Sanctions européennes attendues
L'Union européenne s'est dit prête à déclencher des sanctions contre Moscou, appelant jusqu'à la dernière minute à ne pas reconnaître l'indépendance de ces régions. La décision sur les sanctions doit être prise par les dirigeants de l'UE réunis en sommet et une réunion extraordinaire des ministres des Affaires étrangères de l'UE sera convoquée pour les adopter. Le sommet européen peut se tenir en visio-conférence, a-t-on précisé de source européenne. Les sanctions européennes doivent être décidées à l'unanimité et "l'unanimité sur le dossier de l'Ukraine est garantie", a affirmé ce lundi le chef de la diplomatie européenne Josep Borrell. Lesquelles ? "Il y a différentes mesures et le degré de leur mise en oeuvre dépend du niveau d'agression", a-t-il éludé.
"Si Vladimir Poutine déclenche une guerre, nous répondrons avec le levier le plus puissant dont nous disposons: des sanctions économiques et financières, car l'économie est le point faible de la Russie", avait déclaré la veille la présidente de la Commission européenne Ursula von der Leyen, dans un entretien accordé à la chaîne de télévision allemande ARD. "Les sanctions financières signifieraient que la Russie serait pratiquement coupée des marchés financiers internationaux", a-t-elle précisé.
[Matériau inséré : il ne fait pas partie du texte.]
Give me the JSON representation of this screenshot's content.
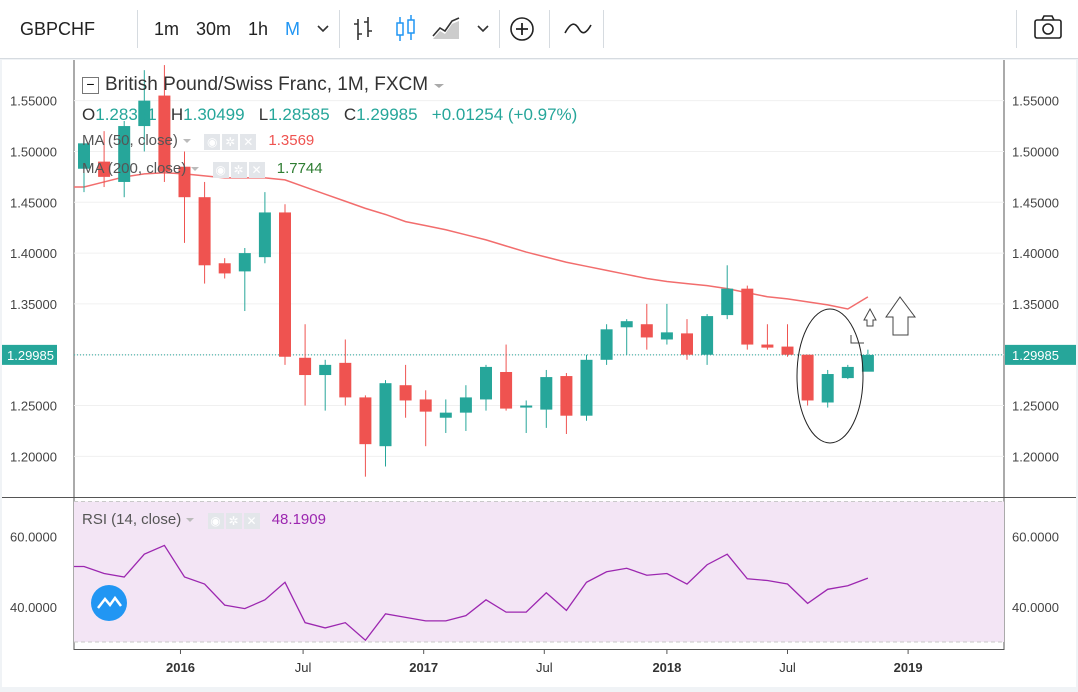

Une éviction du système Swift, l'arrêt du projet Nordstream 2 ou le gel des avoirs étrangers des oligarques proches du pouvoir, semblent cependant être sur la table. Rien n'indique que Vladimir Poutine y soit sensible. Ce dernier a de nouveau incriminé en ce début de semaine les pays occidentaux, leur reprochant d'"utiliser l'Ukraine comme instrument de confrontation avec notre pays", ce qui "représente une menace sérieuse, très grande pour nous".